Die Illusion der Freiheit

Das LaSalle-Quartett wurde 1947 von Studierenden der Juillard School of Music in New York gegründet und trat bis 1987 in Konzerten auf. Langjährige Mitglieder waren Walter Levin, Henry Meyer und Peter Kamnitzer. Wechselnde Mitglieder waren u.a. Richard Kapuscinski, Jack Kirstein und Lee Fiser. Viele bekannte jüngere Quartette wie beispielsweise das Alban-Berg-Quartett, das Artis-Quartett und das Vogler-Quartett nahmen Unterricht beim LaSalle-Quartett.

Ab 2001 wurde der Nachlass des LaSalle-Quartetts der Paul Sacher Stiftung in Basel übergeben. Kernbereiche der Sammlung sind zahlreiche teils annotierte Stimmen und Spielpartituren, einige Musikmanuskripte und Skizzen, eine umfangreiche Briefsammlung, detaillierte Scrapbooks mit Konzertprogrammen und Rezensionen, eine Sammlung an Fotographien und ca. 500 Tonbänder. Die Sammlung ist weitgehend unerforscht und teilweise noch nicht katalogisiert.

Das LaSalle-Quartett widmete sich zahlreichen Uraufführungen und vergab Kompositionsaufträge. Drei dieser Uraufführungswerke werden im Rahmen des Forschungsprojekts detailliert untersucht: 1. Franco Evangelisti: Aleatorio (UA 1963), 2. Earle Brown: Streichquartett (UA 1965), 3. Witold Lutosławski: Streichquartett (UA 1965). Alle drei Werke beinhalten Notationselemente, die den Interpret:innen bei ausgewählten musikalischen Parametern Freiheiten lassen, graphisch notieren und Entscheidungen der Interpret:innen bezüglich der Werkstruktur provozieren. Wie das LaSalle-Quartett diese Werke musizierte, wird anhand der Aufführungsmaterialien, Notizen, Interviews und Tondokumente ersichtlich.
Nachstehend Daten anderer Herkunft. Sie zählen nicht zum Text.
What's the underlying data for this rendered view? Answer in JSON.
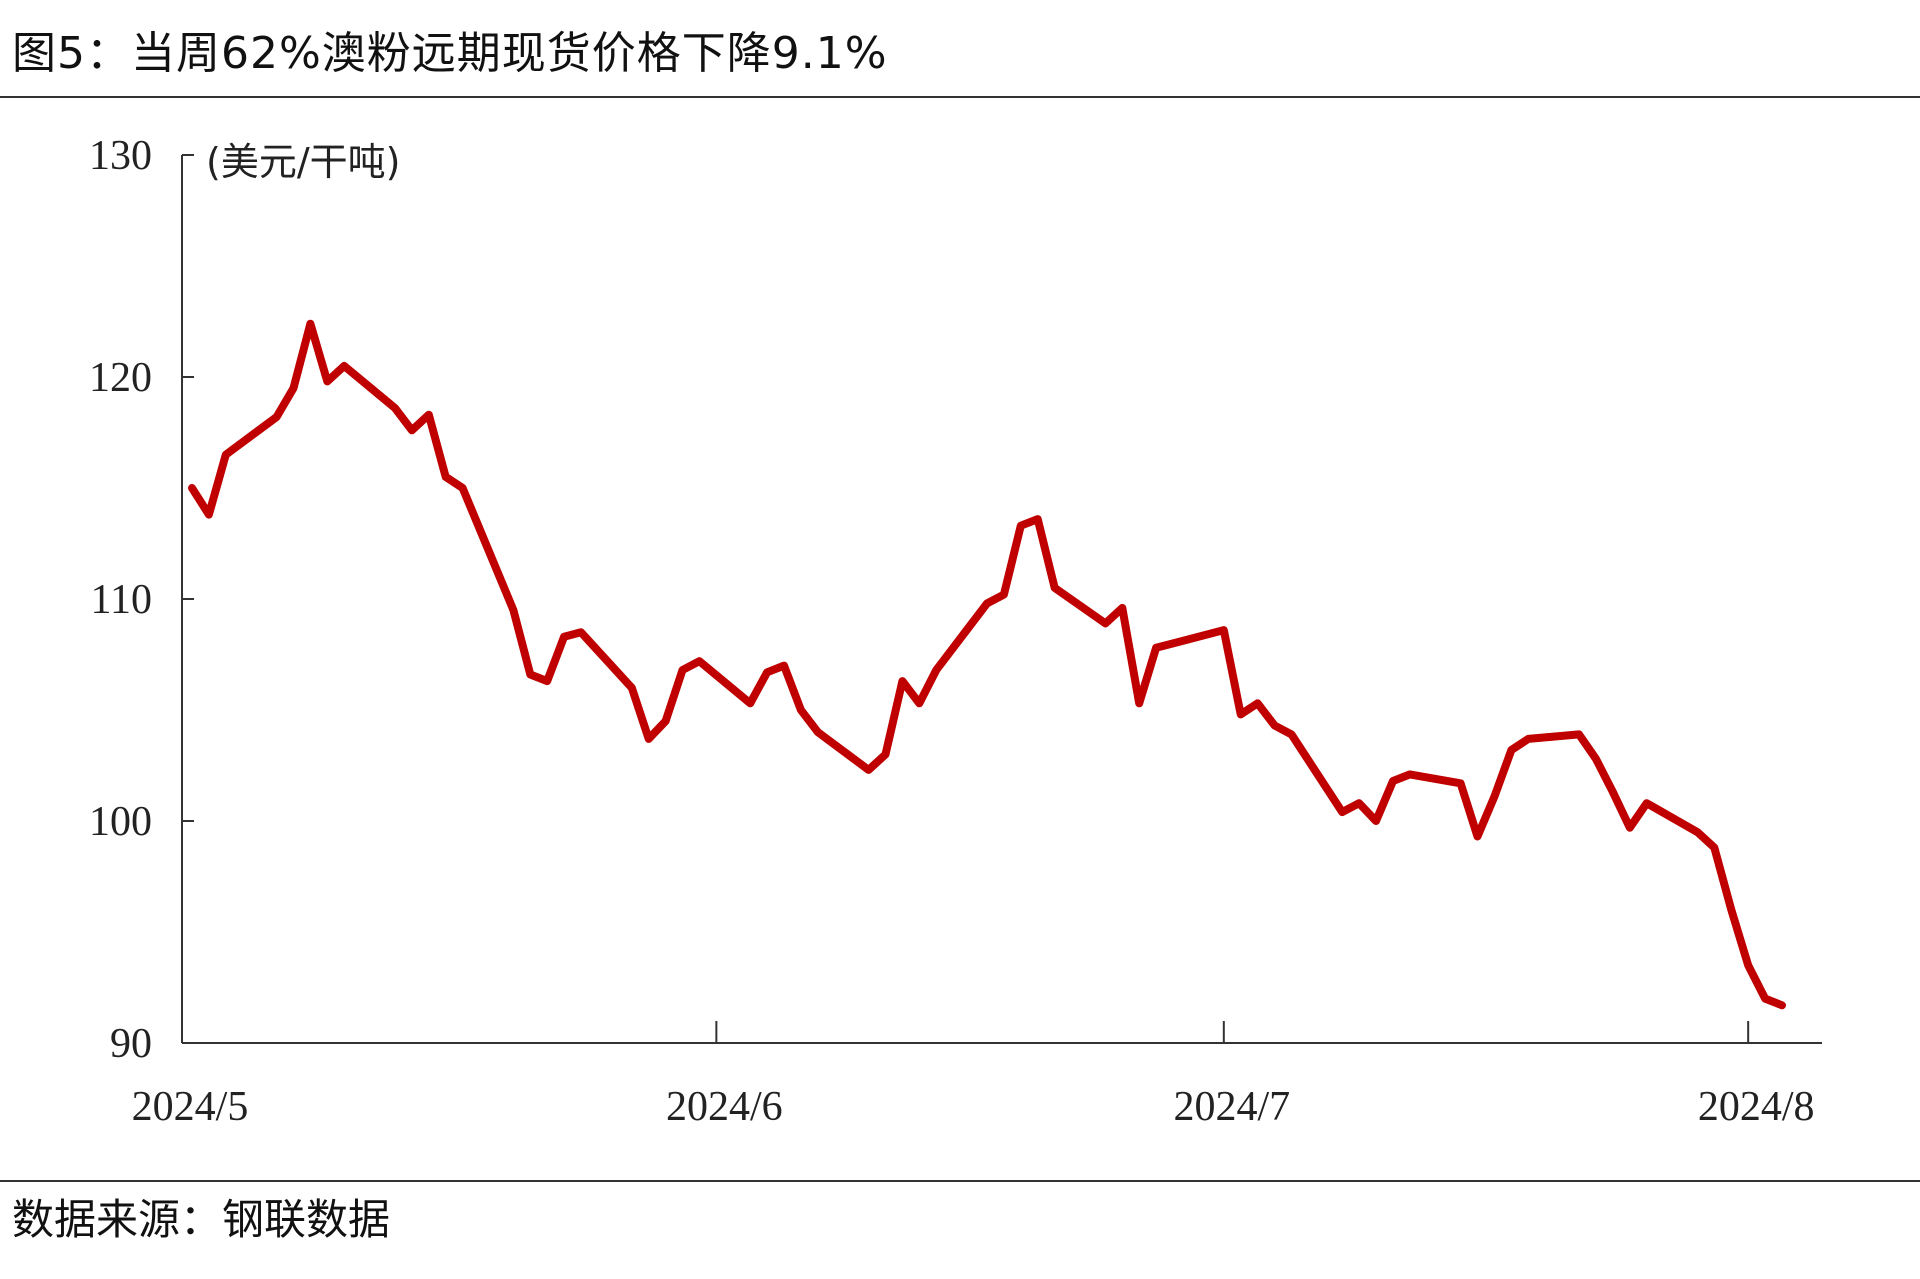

Viele Details der Zusammenarbeit des LaSalle-Quartetts mit den ausgewählten Komponisten werden außerdem über die Briefe Levins greifbar.

Die primäre Forschungsfrage lautet: Wie ging das LaSalle-Quartett mit aleatorisch komponierten Werken und offenen Formen um? Das Ziel des Forschungsprojekts liegt darin, Aufführungsprinzipien des LaSalle-Quartetts offenzulegen und konkret ihren Umgang mit aleatorischen Kompositionen und graphischen Notationselementen nachzuvollziehen. Ein Teil der Aufführungsgeschichte der ausgewählten Werke wird erstmals chronologisch dargestellt und die im Nachlass erhaltenen Tondokumente kontextualisiert. Die Aufführungsmaterialien aus dem Nachlass des LaSalle-Quartetts bieten die Chance, den performativen Zugang zu Notations- und Musizierformen wie „Ad-libitum-Ensemblespiel“, „open form“, „space notation“, „action notation“ und „interprete concreatore“ zu erfassen. Auf einer Meta-Ebene werden Aufführungsmaterialien als Quellen der Interpretationsgeschichte diskutiert.

Das Forschungsprojekt wird von der Paul Sacher Stiftung Basel und der Österreichischen Akademie der Wissenschaften gefördert.